Germany's highest court will on Wednesday decide whether a 2015 law banning professional assisted suicide goes too far, with critics saying it robs terminally ill patients of the right to determine their own death.
The judges' verdict will be closely watched in a fast-ageing country where the Catholic Church still exerts strong influence, but polls show growing public support for physician-assisted suicide.
It is also a particularly sensitive subject in Germany as the Nazis used what they euphemistically called "euthanasia" to exterminate around 200,000 disabled people.
In its current form, the so-called Paragraph 217 law penalises anyone offering assisted suicide as a commercial service, whether they accept payment or not.
But a 2017 court ruling in Leipzig found that in extreme cases, the authorities could not refuse life-ending medication, creating confusion among physicians.
Six plaintiffs, made up of terminally ill patients, doctors and assisted suicide associations, asked the Federal Constitutional Court last year to overturn Paragraph 217.

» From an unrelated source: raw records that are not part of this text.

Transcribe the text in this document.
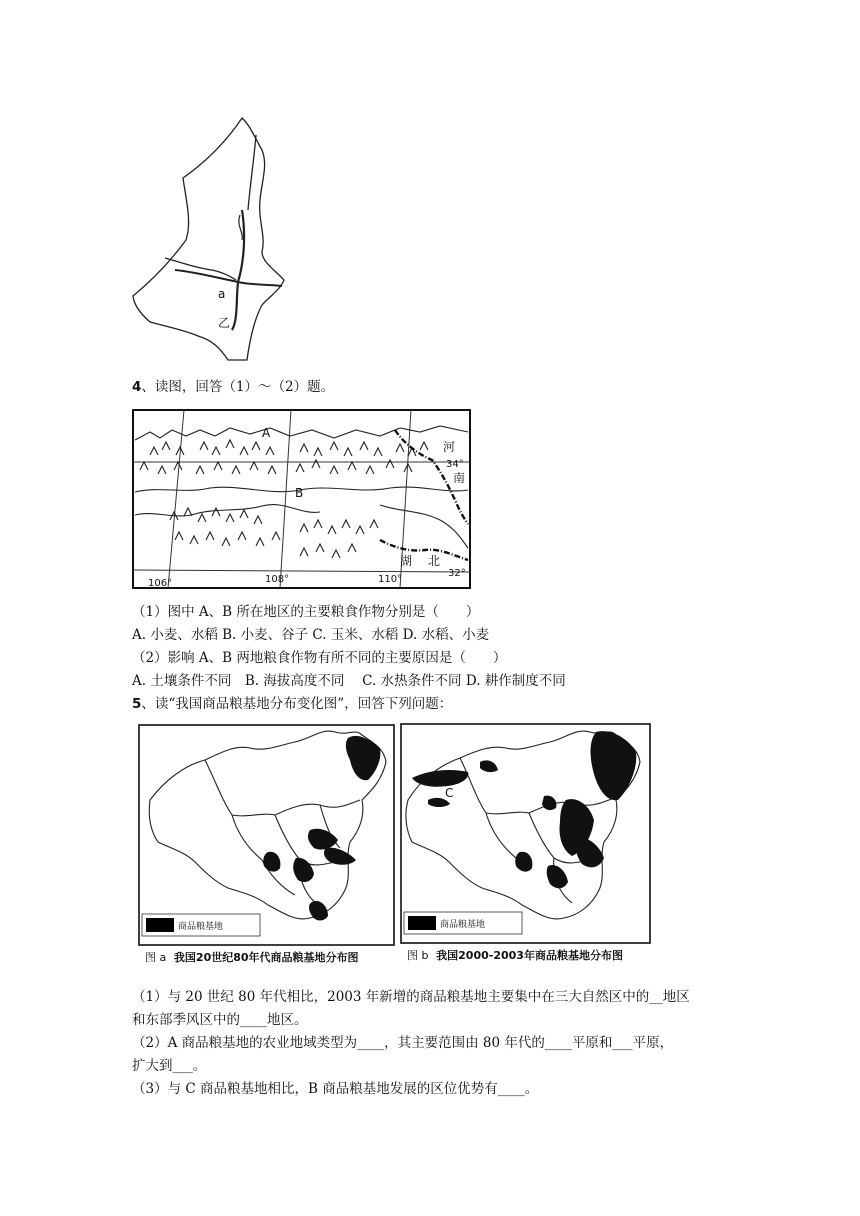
a
乙
4、读图，回答（1）～（2）题。
A
B
河
南
湖 北
34°
32°
106°	108°	110°
（1）图中 A、B 所在地区的主要粮食作物分别是（　　）
A. 小麦、水稻 B. 小麦、谷子 C. 玉米、水稻 D. 水稻、小麦
（2）影响 A、B 两地粮食作物有所不同的主要原因是（　　）
A. 土壤条件不同　B. 海拔高度不同　 C. 水热条件不同 D. 耕作制度不同
5、读“我国商品粮基地分布变化图”，回答下列问题：
商品粮基地
图 a 我国20世纪80年代商品粮基地分布图
A
B
C
商品粮基地
图 b 我国2000-2003年商品粮基地分布图
（1）与 20 世纪 80 年代相比，2003 年新增的商品粮基地主要集中在三大自然区中的__地区
和东部季风区中的____地区。
（2）A 商品粮基地的农业地域类型为____，其主要范围由 80 年代的____平原和___平原，
扩大到___。
（3）与 C 商品粮基地相比，B 商品粮基地发展的区位优势有____。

"The right to live does not constitute an obligation to live," plaintiff Wolfgang Putz told judges during one of the hearings at the Karlsruhe-based court.
Presiding judge Andreas Vosskuhle indicated last year that Paragraph 217 would likely be amended.
At the heart of the debate is the plaintiffs' argument that Germany's Basic Law constitution guarantees personal freedom and dignity, which they believe includes the right to a self-determined death.
For seriously ill patients who have chosen to end their life, the existing legislation "makes it almost impossible to carry out that decision in a dignified manner", said Christoph Knauer, who represents two of the plaintiffs.
Doctors are also seeking legal clarity on how the medical community can help terminally ill patients who want to end their lives, without risking prosecution.
Associations dedicated to supporting people seeking assisted suicide meanwhile say the law effectively bans their services.
Under Paragraph 217, professionals falling foul of the law risk a fine and up to three years in prison.
This has left German patients turning to family members for help, with many getting life-terminating medicine from abroad.
On the other side of the debate, the Catholic Church has objected to changing Paragraph 217.
Berlin's Archbishop Heiner Koch urged the court to "send a strong signal for the protection of lives".
The German Medical Association has likewise spoken out against legalising physician assisted suicide.
Its former president Frank Ulrich Montgomery warned last year that if doctors were allowed to prescribe a cocktail of life-ending drugs, it could lead to legalising euthanasia next, where doctors take an active role in ending the patient's life, for instance through lethal injection.
Euthanasia is officially legal in only three Europe Union countries -- the Netherlands, Belgium and Luxembourg -- but others allow or tolerate a form of assisted suicide.
In non-EU Switzerland, as well as in the US states of Vermont, Oregon and Washington, assisted suicide is legal.
A survey for broadcaster ARD on Tuesday found that 81 percent of Germans believed doctors should be allowed to help severely ill patients with their wish to die, up from 76 percent in 2012.
Sixty-seven percent of respondents said Germany's Paragraph 217 should be amended.